3) What do we know about OA and salmon?

Initial studies on coho salmon found that juvenile marine phase coho salmon no longer avoided the scent of predators when exposed to elevated CO2 for two weeks. This change in behavior was likely driven by changes in how important odor signaling was processed in their  brains, resulting in an altered perception of what the salmon were smelling and how to respond. The scientific consensus is that this altered perception is the result of the salmon’s need to actively buffer their blood to the changing external pH of the seawater.

Fortunately, this research also showed that even though coho salmon experienced significant and negative effects in acidic waters, they were able to fully recover in control water as soon as 6 hours after an exposure. This tells us that salmon are highly adaptable.

Research regarding the impact of ocean acidification on pink salmon is still in its early stages. Recent experiments found ocean acidification impacts the metabolism of juvenile pink salmon. Acidified waters may negatively affect pink salmon during their transition from freshwater to saltwater as juveniles, making them more vulnerable to predation during that time. However, there is also the potential for certain populations to acclimate to an acidifying ocean. Evidence suggests that certain populations may be able to adjust their physiology to cope with acidic conditions over many generations. However, researchers don’t know how long it would take salmon to build a tolerance to elevated CO2 in later generations, and it remains to be seen if other species of salmon could possibly develop similar resistance. See more on the salmon page.

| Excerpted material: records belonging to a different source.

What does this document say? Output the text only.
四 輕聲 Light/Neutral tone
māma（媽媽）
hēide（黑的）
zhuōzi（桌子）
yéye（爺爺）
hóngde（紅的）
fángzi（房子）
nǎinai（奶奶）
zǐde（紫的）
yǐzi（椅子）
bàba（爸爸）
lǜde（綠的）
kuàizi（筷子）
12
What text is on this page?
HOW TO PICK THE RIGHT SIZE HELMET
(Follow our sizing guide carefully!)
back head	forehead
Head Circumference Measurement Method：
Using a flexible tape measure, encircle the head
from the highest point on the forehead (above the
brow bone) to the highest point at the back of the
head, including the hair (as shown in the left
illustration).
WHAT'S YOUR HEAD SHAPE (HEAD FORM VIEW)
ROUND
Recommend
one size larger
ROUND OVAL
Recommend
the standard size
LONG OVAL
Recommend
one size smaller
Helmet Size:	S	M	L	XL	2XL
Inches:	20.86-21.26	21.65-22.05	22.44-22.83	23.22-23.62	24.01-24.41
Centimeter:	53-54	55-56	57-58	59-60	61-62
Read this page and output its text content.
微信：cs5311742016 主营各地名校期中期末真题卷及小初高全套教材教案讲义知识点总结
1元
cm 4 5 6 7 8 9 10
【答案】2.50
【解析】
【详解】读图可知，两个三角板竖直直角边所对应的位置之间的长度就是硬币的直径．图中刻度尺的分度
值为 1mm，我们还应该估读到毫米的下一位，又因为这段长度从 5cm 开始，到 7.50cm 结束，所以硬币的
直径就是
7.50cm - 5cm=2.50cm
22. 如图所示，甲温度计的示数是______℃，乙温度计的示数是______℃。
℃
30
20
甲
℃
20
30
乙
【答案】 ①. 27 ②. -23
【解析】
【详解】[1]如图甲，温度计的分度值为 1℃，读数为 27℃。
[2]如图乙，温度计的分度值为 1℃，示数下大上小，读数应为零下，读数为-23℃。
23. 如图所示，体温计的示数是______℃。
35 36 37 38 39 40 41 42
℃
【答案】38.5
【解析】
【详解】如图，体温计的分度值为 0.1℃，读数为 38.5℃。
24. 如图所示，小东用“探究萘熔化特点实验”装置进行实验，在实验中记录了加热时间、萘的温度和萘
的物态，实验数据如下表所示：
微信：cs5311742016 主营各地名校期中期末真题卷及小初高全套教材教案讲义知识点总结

4) Is ocean acidification a problem that will affect my fishing business now?

Our waters are already becoming acidic enough to cause carbonate minerals to dissolve during certain times of year in certain locations (although not corrosive enough to dissolve hardier materials, like boat hulls). Some commercial fisheries such as brown crab fisheries in the Aleutian Islands already occur in naturally acidic waters found in deep (>600 ft) waters off Alaska.  Our concern is for shallow species that have not yet experienced or adapted to ocean acidification. Even though continued research is needed to understand the complex ways that acidification may affect our fisheries in Alaska, experimental laboratory research on the response of marine species indicates cause for concern. We need to explore how acidification might affect our ecosystems and fisheries so that fishermen can innovate and build resilience to emerging risks. Research and understanding of current and future projected conditions is like putting headlights on a car so we can see ahead and know what to anticipate as this problem intensifies.

5) Doesn’t the pH in the ocean change all of the time anyway?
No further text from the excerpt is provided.